EP51A-0889
The Origin of River Meanders

Friday, 18 December 2015
Poster Hall (Moscone South)
Dork L Sahagian1, Phairot Chatanantavet2, Connor Bradley2, Dylan Friedgen-Veitch2 and Panayiotis Diplas2, (1)Lehigh University, Bethlehem, PA, United States, (2)Lehigh University, Civil & Environmental Engineering, Bethlehem, PA, United States
Abstract:
Various propositions for the origin of meanders have been suggested in the past, involving local disturbances such as variable bank material, obstructions to flow, and sediment transport. Each of these approaches has required a very special and complex set of circumstances for the onset of meandering. However, meanders have also been observed in other systems such as the gulf stream , window glass , glacial meltwater, channels in submarine fans, the jet stream, water faucets, and many others.
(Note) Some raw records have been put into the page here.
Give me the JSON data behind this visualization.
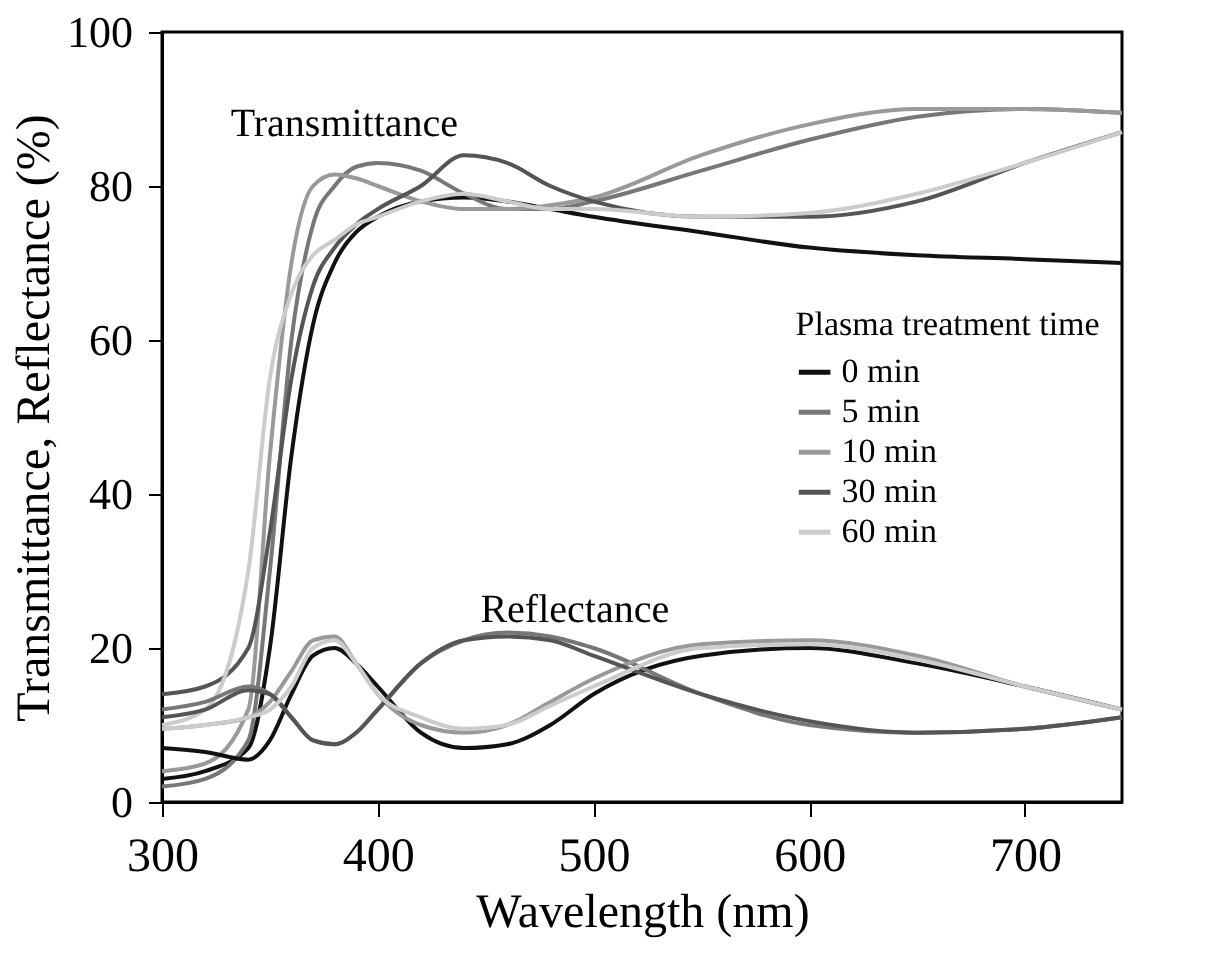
{
  "chart_data": {
    "type": "line",
    "xlabel": "Wavelength (nm)",
    "ylabel": "Transmittance, Reflectance (%)",
    "legend_title": "Plasma treatment time",
    "legend": "right",
    "grid": false,
    "line_style": "solid",
    "marker": "none",
    "x": [
      300,
      320,
      340,
      350,
      360,
      370,
      380,
      390,
      400,
      420,
      440,
      460,
      480,
      500,
      550,
      600,
      650,
      700,
      745
    ],
    "xlim": [
      300,
      745
    ],
    "xticks": [
      300,
      400,
      500,
      600,
      700
    ],
    "ylim": [
      0,
      100
    ],
    "yticks": [
      0,
      20,
      40,
      60,
      80,
      100
    ],
    "annotations": [
      "Transmittance",
      "Reflectance"
    ],
    "series": [
      {
        "name": "0 min",
        "color": "#111111",
        "values": [
          3,
          4,
          7,
          20,
          45,
          62,
          70,
          74,
          76,
          78,
          78.5,
          78,
          77,
          76,
          74,
          72,
          71,
          70.5,
          70
        ]
      },
      {
        "name": "5 min",
        "color": "#777777",
        "values": [
          2,
          3,
          8,
          30,
          60,
          75,
          80,
          82.5,
          83,
          82,
          79,
          77,
          77,
          78,
          82,
          86,
          89,
          90,
          89.5
        ]
      },
      {
        "name": "10 min",
        "color": "#999999",
        "values": [
          4,
          5,
          12,
          45,
          70,
          80,
          81.5,
          81,
          80,
          78,
          77,
          77,
          77.5,
          78.5,
          84,
          88,
          90,
          90,
          89.5
        ]
      },
      {
        "name": "30 min",
        "color": "#555555",
        "values": [
          14,
          15,
          20,
          35,
          55,
          67,
          72,
          75,
          77,
          80,
          84,
          83,
          80,
          78,
          76,
          76,
          78,
          83,
          87
        ]
      },
      {
        "name": "60 min",
        "color": "#cccccc",
        "values": [
          10,
          12,
          30,
          55,
          66,
          71,
          73,
          75,
          76,
          78,
          79,
          78,
          77,
          77,
          76,
          76.5,
          79,
          83,
          87
        ]
      },
      {
        "color": "#111111",
        "values": [
          7,
          6.5,
          5.5,
          8,
          14,
          19,
          20,
          18,
          15,
          9,
          7,
          7.5,
          10,
          14,
          19,
          20,
          18,
          15,
          12
        ]
      },
      {
        "color": "#777777",
        "values": [
          12,
          13,
          15,
          14,
          11,
          8,
          7.5,
          9,
          12,
          18,
          21,
          22,
          21.5,
          20,
          14,
          10,
          9,
          9.5,
          11
        ]
      },
      {
        "color": "#999999",
        "values": [
          9.5,
          10,
          11,
          13,
          17,
          21,
          21.5,
          18,
          14,
          10,
          9,
          10,
          13,
          16,
          20.5,
          21,
          19,
          15,
          12
        ]
      },
      {
        "color": "#555555",
        "values": [
          11,
          12,
          14.5,
          14,
          11,
          8,
          7.5,
          9,
          12,
          18,
          21,
          21.5,
          21,
          19,
          14,
          10.5,
          9,
          9.5,
          11
        ]
      },
      {
        "color": "#cccccc",
        "values": [
          9.5,
          10,
          11,
          12,
          15,
          20,
          21,
          18,
          14,
          11,
          9.5,
          10,
          12.5,
          15,
          20,
          20.5,
          18.5,
          15,
          12
        ]
      }
    ]
  }
}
What has not been satisfactorily demonstrated is why some rivers (or parts of rivers) should tend to meander in the first place rather than ply a straight course to base level. We suggest that the fundamental cause of the river meander instability is simply a minimization of power (rate of work done), with an onset that occurs when inertial terms exceed body forces (e.g. gravity) acting on the flow, and thus create an adverse pressure gradient directed in the opposite direction of the flow. A simple way to visualize the cause of the instability is that the water “backs up” upon itself, running into a parcel of water downstream that is flowing more slowly than the water upstream. This causes the direction of maximum local water surface slope to be diverted to one side or the other of the regional slope. This can occur when a river encounters the ocean (or a lake, or a break in slope), and can occur in many other situations as well.

We analyzed various meandering systems globally, and conducted laboratory experiments under controlled conditions to determine the conditions necessary for the onset of the meander instability. The results indicate that the meander instability does not depend on sediment or erodible banks. The critical threshold for the onset of the meander instability occurs when inertial forces exceed body forces acting on the fluid such that an adverse pressure gradient arises. Better understanding of the meander instability should thus elucidate some of the processes and behavior of a range of fluid systems in the atmosphere, oceans, rivers, and at smaller scale in fluid jets and micro-scale water flows.